Souffle acide du vent, larmes brulantes du ciel. Le monde ne ressemble plus aux paysages d'autrefois. Les cataclysmes ont frappé, des colonnes de flammes et de fumées se sont élevées sur l'horizon. La guerre. La guerre des hommes. Et nous, les loups n'avons eu d'autres choix que de fuir. Nombreux furent nos congénères emportés. Nous traversâmes les plaines cabossées, les forêts de cendres, poursuivis par la faim, traqués par la mort.
Notre salut, nous le devions malheureusement à ceux qui avaient provoqué notre malheur.
La chasse n'est plus possible pour un certain nombre de raisons que je ne prendrais pas la peine d'évoquer ici tant elles devraient paraître évidente à toute personne normalement constituée. Et je n'aurais pas cru penser cela une nouvelle fois dans ma vie mais la chasse me manque en ce moment. Il faut dire que l'art de la traque auquel je me suis dévoué une bonne partie de mon existence a quelque chose d'indéniablement rébarbatif néanmoins ce rébarbatif m'apparaissait maintenant comme un piètre prix à payer pour avoir une pitance acceptable. Car rien n'est plus humiliant pour un chasseur né que de devoir mendier la chance afin de trouver de quoi se remplir la panse. Cela avait déjà été le cas l'hiver dernier en raison du blizzard mais ce n'est pas parce que l'on vit une chose une fois dans sa vie que l'on s'y habitue. La meute compte de nombreux loups et de nombreuses louves ce qui était assurément une bonne chose car le sang allait forcément couler au cours des temps à venir. Notre espèce est ainsi faite. Nous nous battons parce que la violence et la soif du sang coulent dans nos veines. Les motifs peuvent différer et aller du plus noble au plus pathétique mais nous battions et nous nous battrons encore. Car ainsi va la vie ici bas. Je ne fais nullement exception à la règle. Mes crocs n'attendent que le déclenchement des hostilités pour s'atteler à l’œuvre macabre. La survie s'écrit dans le sang et nous n'y pouvons rien. Strictement rien. Nous naissions, nous nous battions, nous mangions, aimions pour les plus chanceux, souffrions puis nous mourrions. Voilà le cycle de nos vies et celui ci ne prendrait jamais fin. Si notre nombre est un avantage permanent. Il est aisé d'assurer la prospérité des nôtres lorsque les temps sont cléments mais extrêmement malaisé de le faire lorsqu'ils ne le sont pas. Peu de nourriture pour beaucoup de loups.

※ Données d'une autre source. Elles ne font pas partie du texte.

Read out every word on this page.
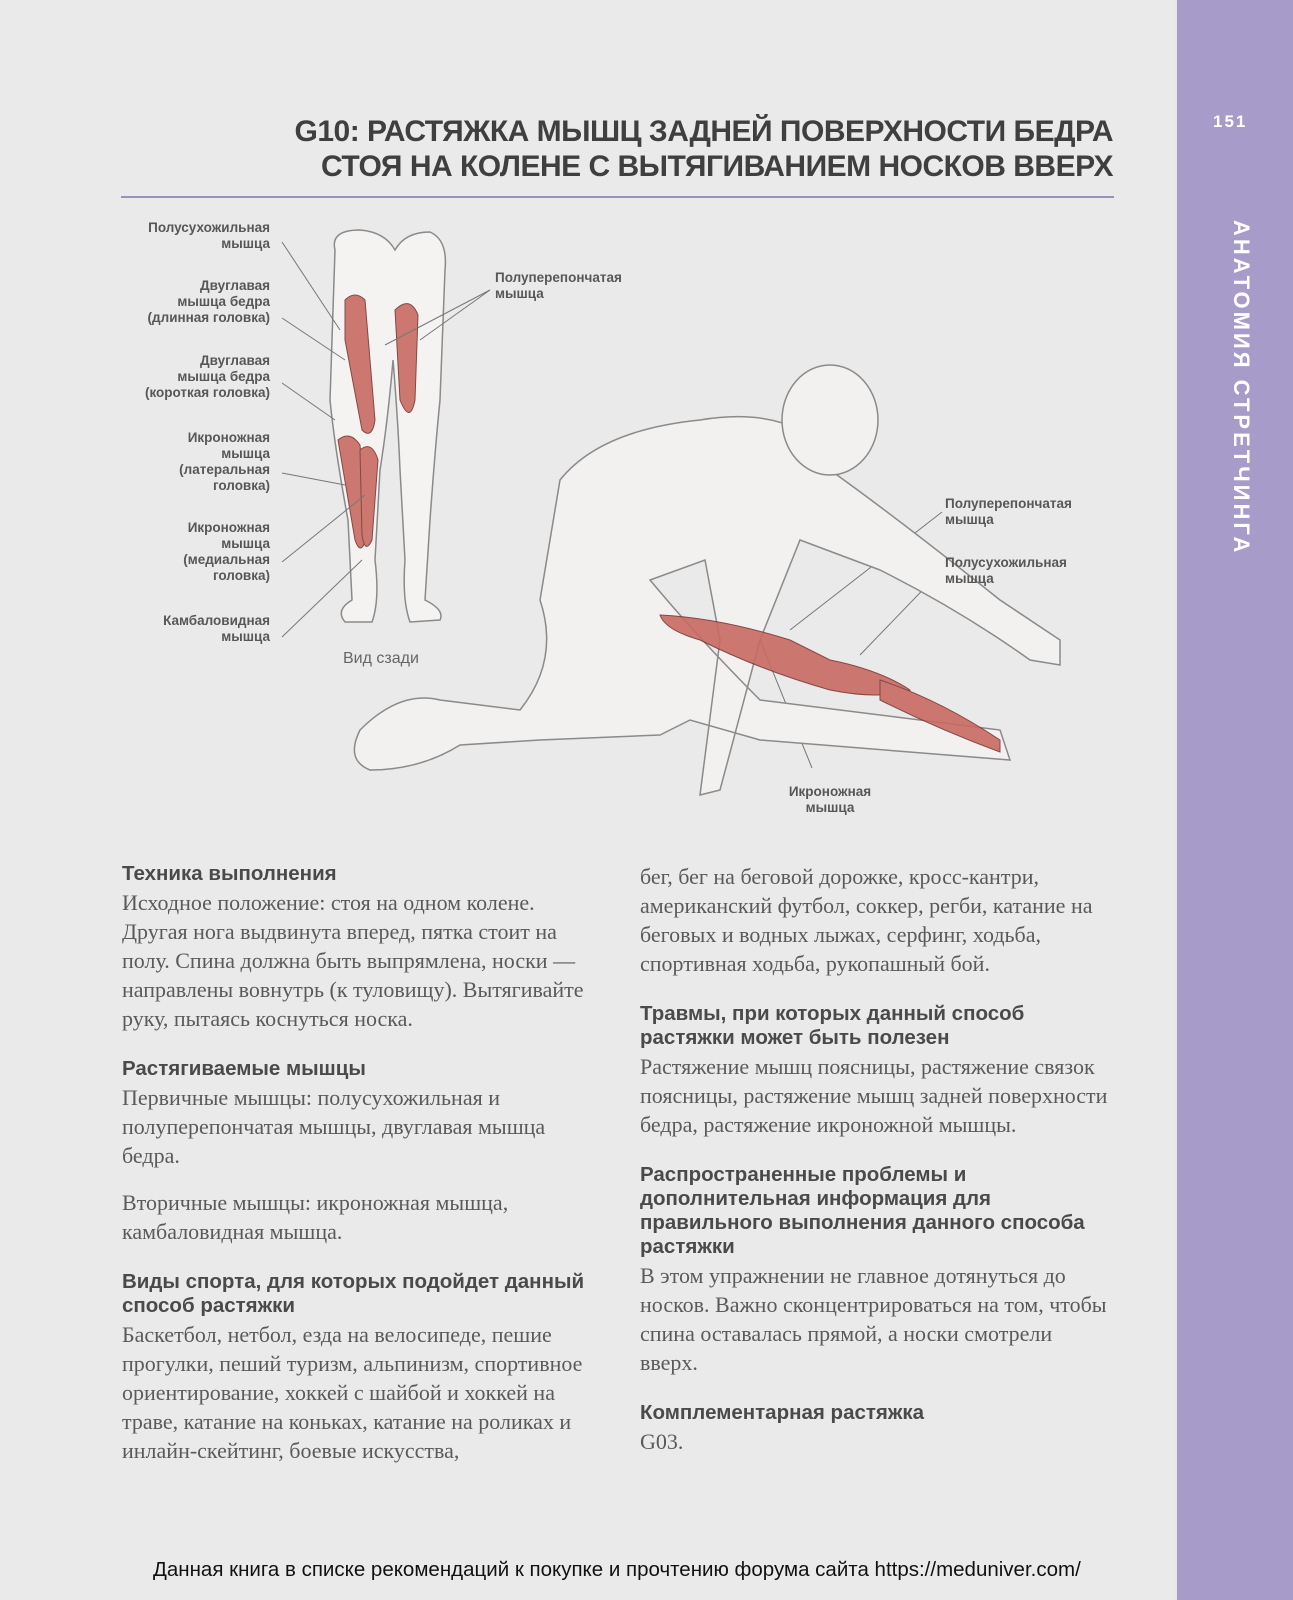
151
АНАТОМИЯ СТРЕТЧИНГА
G10: РАСТЯЖКА МЫШЦ ЗАДНЕЙ ПОВЕРХНОСТИ БЕДРА
СТОЯ НА КОЛЕНЕ С ВЫТЯГИВАНИЕМ НОСКОВ ВВЕРХ
Полусухожильная
мышца
Двуглавая
мышца бедра
(длинная головка)
Двуглавая
мышца бедра
(короткая головка)
Икроножная
мышца
(латеральная
головка)
Икроножная
мышца
(медиальная
головка)
Камбаловидная
мышца
Полуперепончатая
мышца
Вид сзади
Полуперепончатая
мышца
Полусухожильная
мышца
Икроножная
мышца
Техника выполнения

Исходное положение: стоя на одном колене. Другая нога выдвинута вперед, пятка стоит на полу. Спина должна быть выпрямлена, носки — направлены вовнутрь (к туловищу). Вытягивайте руку, пытаясь коснуться носка.

Растягиваемые мышцы

Первичные мышцы: полусухожильная и полуперепончатая мышцы, двуглавая мышца бедра.

Вторичные мышцы: икроножная мышца, камбаловидная мышца.

Виды спорта, для которых подойдет данный способ растяжки

Баскетбол, нетбол, езда на велосипеде, пешие прогулки, пеший туризм, альпинизм, спортивное ориентирование, хоккей с шайбой и хоккей на траве, катание на коньках, катание на роликах и инлайн-скейтинг, боевые искусства,

бег, бег на беговой дорожке, кросс-кантри, американский футбол, соккер, регби, катание на беговых и водных лыжах, серфинг, ходьба, спортивная ходьба, рукопашный бой.

Травмы, при которых данный способ растяжки может быть полезен

Растяжение мышц поясницы, растяжение связок поясницы, растяжение мышц задней поверхности бедра, растяжение икроножной мышцы.

Распространенные проблемы и дополнительная информация для правильного выполнения данного способа растяжки

В этом упражнении не главное дотянуться до носков. Важно сконцентрироваться на том, чтобы спина оставалась прямой, а носки смотрели вверх.

Комплементарная растяжка

G03.

Данная книга в списке рекомендаций к покупке и прочтению форума сайта https://meduniver.com/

L'équation est simple. Et c'est fort égoïstement que je m'inquiète beaucoup plus pour trois personnes. Mon fils et mon frère dont j'ai reconnu les effluves sur les terres neutres et qui ne devraient pas mettre bien longtemps avant de venir me retrouver et Anya. Ces trois personnes devaient à tout prix ne pas manquer de gibier quitte à ce que doive y laisser ma santé. Nous vivons dans un triste monde et à une triste époque. Des loups meurent, sont morts et mourrons encore. Mais nous ne serons pas de ceux là.